Even the most profligate spenders are generally reluctant to blow money on a project precisely because it is useless. The Obama Administration, for instance, is proposing to spend on infastructure. It pitches this, not only as a stimulus, but as a useful investment in the future that will increase our future wealth. This is good investment logic, but not good Keynesian logic. If spending is being done for the sake of spending, then if the infastructural projects do not provide enough stimulus, then we should increase expenditures, even if it means wasteful duplication and useless bridges to nowhere. If the economy does get rolling again, Keynesian logic calls for halting infastructural spending, even if it means leaving half-finished highways everwhere. In other words, there is no guarantee that need for stimulus and need for infastructure have anything to do with each other. Which one will receive priority? Do we prefer unfinished projects, or ever-growing deficits? And this is to say nothing of Obama's health care plan, which is being pitched, not as a temporary stimulus, but a permanent project.

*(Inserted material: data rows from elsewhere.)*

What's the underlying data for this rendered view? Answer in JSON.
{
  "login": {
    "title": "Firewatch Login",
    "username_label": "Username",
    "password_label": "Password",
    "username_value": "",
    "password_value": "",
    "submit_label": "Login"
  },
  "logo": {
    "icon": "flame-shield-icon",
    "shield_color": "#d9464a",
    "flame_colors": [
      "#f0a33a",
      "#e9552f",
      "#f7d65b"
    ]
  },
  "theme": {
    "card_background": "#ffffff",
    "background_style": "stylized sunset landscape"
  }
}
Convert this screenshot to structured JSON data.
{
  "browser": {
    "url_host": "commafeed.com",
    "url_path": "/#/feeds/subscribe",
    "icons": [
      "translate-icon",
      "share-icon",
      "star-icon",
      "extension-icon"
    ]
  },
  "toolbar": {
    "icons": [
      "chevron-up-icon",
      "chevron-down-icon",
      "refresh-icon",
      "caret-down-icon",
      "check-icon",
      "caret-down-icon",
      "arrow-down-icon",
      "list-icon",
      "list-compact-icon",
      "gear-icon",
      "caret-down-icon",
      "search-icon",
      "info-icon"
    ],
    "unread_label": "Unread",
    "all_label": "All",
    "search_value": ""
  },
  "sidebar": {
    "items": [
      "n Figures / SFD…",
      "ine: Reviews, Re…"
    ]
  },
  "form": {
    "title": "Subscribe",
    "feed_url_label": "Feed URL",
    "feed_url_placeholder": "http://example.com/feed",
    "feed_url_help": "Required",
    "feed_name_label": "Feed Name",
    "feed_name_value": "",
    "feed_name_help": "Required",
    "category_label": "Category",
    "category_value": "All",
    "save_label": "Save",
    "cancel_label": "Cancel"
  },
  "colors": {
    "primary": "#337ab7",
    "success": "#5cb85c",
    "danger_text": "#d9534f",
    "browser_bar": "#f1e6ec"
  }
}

Now we've blown it. How do we pay for it?

If we had exercises financial discipline during the prosperous times of the 1980's and '90's, indeed, if we had kept the Clinton surpluses during the last six or seven years and paid down debt, we would not owe such huge sums to China and would not have to worry just how much more debt we could sell, or how much we could afford to service. The "good" news is that neither of those appear to be serious problems at present. In the current climate of uncertainty, investors are buying US treasury bonds even at a rate of zero for the sake of security. The bad news is that whenever the world economy does pick up, interest rates will rise, treasury bonds will have more competition, and there will be the devil (or the Chinese) to pay.

The Republican strategy since 1980 (whether intentional or inadvertent) has been to bust the budget in order to prevent Democrats from enacting social programs. And in this, if nothing else, they have succeeded beyond anybody’s wildest dreams. And now the bill is coming due.